Automotive technology programs in Montana teach students how to diagnose and repair problems with cars and light trucks. The goal of these programs is to prepare students for careers as auto mechanics or service technicians in a range of work environments. Curriculum typically includes both classroom and hands-on instruction covering all of the major systems of modern vehicles, as well as the proper use of contemporary tools and diagnostic equipment. Graduates may go on to work as service techs in a variety of facilities, including commercial repair shops and automotive dealerships, or as fleet maintenance techs for corporations or government organizations.
Montana Auto Mechanic Schools
There are several schools in Montana that offer formal training in automotive technology. Here are four colleges with programs in the field:
- Montana State University Billings: At its City College, MSUB offers two different automotive technology tracks, a Certificate of Applied Science and an Associate of Applied Science degree. The Certificate program has a one-year plan of study, and the AAS program takes two years to complete.
- Montana State University-Northern: MSU-Northern in Havre offers two different automotive technology degree programs, a four-year Bachelor's in Automotive Technology and a two-year Associate of Applied Science in auto tech. The school also has a fast-track option for the AAS degree in which students can earn the degree in 12 months. In addition to these options, MSU-Northern offers a brand-specific program that prepares students to work in Ford and Lincoln Mercury dealerships.
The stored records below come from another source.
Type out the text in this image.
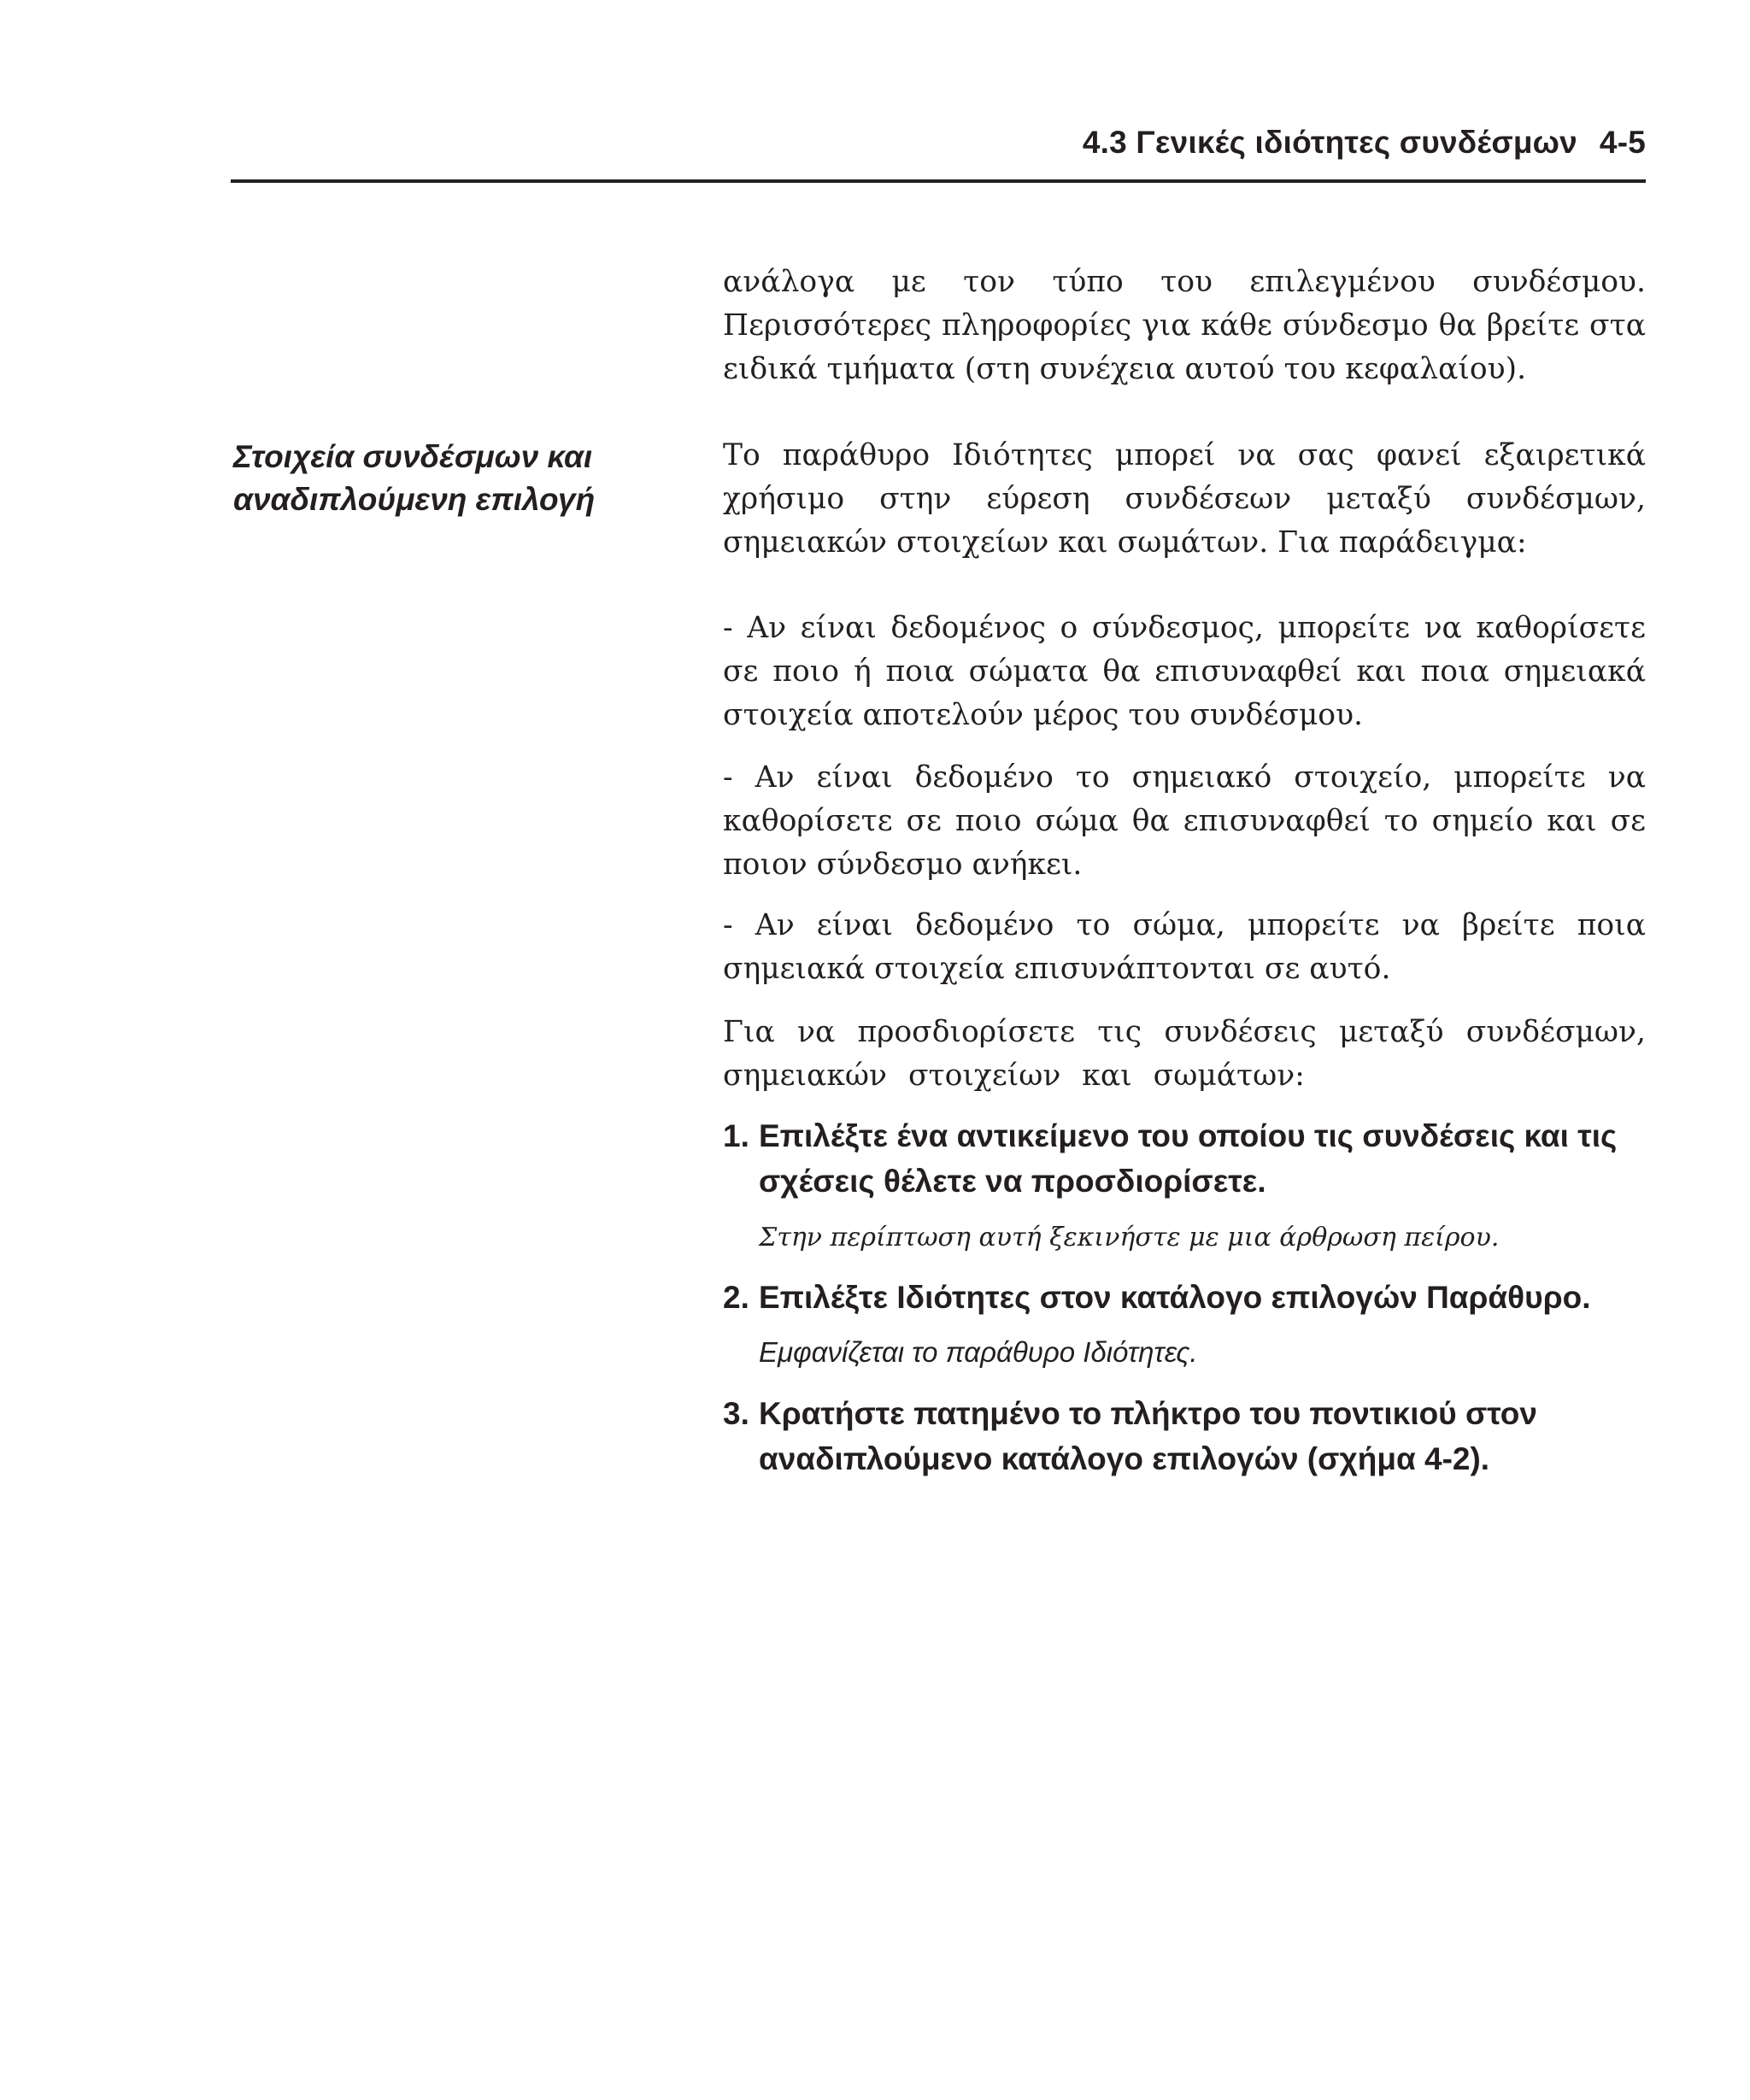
4.3 Γενικές ιδιότητες συνδέσμων 4-5
Στοιχεία συνδέσμων και
αναδιπλούμενη επιλογή

ανάλογα με τον τύπο του επιλεγμένου συνδέσμου. Περισσότερες πληροφορίες για κάθε σύνδεσμο θα βρείτε στα ειδικά τμήματα (στη συνέχεια αυτού του κεφαλαίου).

Το παράθυρο Ιδιότητες μπορεί να σας φανεί εξαιρετικά χρήσιμο στην εύρεση συνδέσεων μεταξύ συνδέσμων, σημειακών στοιχείων και σωμάτων. Για παράδειγμα:

- Αν είναι δεδομένος ο σύνδεσμος, μπορείτε να καθορίσετε σε ποιο ή ποια σώματα θα επισυναφθεί και ποια σημειακά στοιχεία αποτελούν μέρος του συνδέσμου.

- Αν είναι δεδομένο το σημειακό στοιχείο, μπορείτε να καθορίσετε σε ποιο σώμα θα επισυναφθεί το σημείο και σε ποιον σύνδεσμο ανήκει.

- Αν είναι δεδομένο το σώμα, μπορείτε να βρείτε ποια σημειακά στοιχεία επισυνάπτονται σε αυτό.

Για να προσδιορίσετε τις συνδέσεις μεταξύ συνδέσμων, σημειακών στοιχείων και σωμάτων:

1. Επιλέξτε ένα αντικείμενο του οποίου τις συνδέσεις και τις σχέσεις θέλετε να προσδιορίσετε.

Στην περίπτωση αυτή ξεκινήστε με μια άρθρωση πείρου.

2. Επιλέξτε Ιδιότητες στον κατάλογο επιλογών Παράθυρο.

Εμφανίζεται το παράθυρο Ιδιότητες.

3. Κρατήστε πατημένο το πλήκτρο του ποντικιού στον αναδιπλούμενο κατάλογο επιλογών (σχήμα 4-2).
- Montana Tech: Montana Tech's Highland College in Butte offers a four-semester program in auto tech that culminates in an AAS degree.
- University of Montana Helena College: UM's Helena College campus offers an AAS program in auto tech that allows students to earn the degree in two years.
What to Expect from Montana Auto Mechanic Programs
Montana's automotive technology programs vary in length and degree outcomes. However, in most programs, students can expect to learn about all aspects of vehicle maintenance, repair, and diagnostics, including:
- Power trains, including engines, transmissions, axles, transaxles, and differentials
- Brakes, including disc and drum brakes and anti-lock brakes
- Suspension and steering components
- Electrical systems and electronics
- Fuel systems, including electronic fuel injection and emissions systems
- Customer interactions
- Safety and environmental regulations
In addition to classroom-based lessons, most programs contain a hands-on training component where students are given the opportunity to work on actual cars or automotive systems. These exercises may take place at a workshop on campus, or at a local auto repair shop.
Montana Auto Mechanic Licensing and Certification
While no specific license is required for automotive technicians to work in Montana, some employers may prefer to hire candidates who possess a formal degree or certificate in the field.
The National Institute for Automotive Service Excellence (ASE) accredits automotive technology programs through its National Automotive Technicians Education Foundation, and provides a professional-level certification, known as an ASE Certification, for experienced technicians. To sit for ASE exams, candidates must have two years of on-the-job experience or a combination of one year field experience and a two-year degree from an accredited automotive tech program.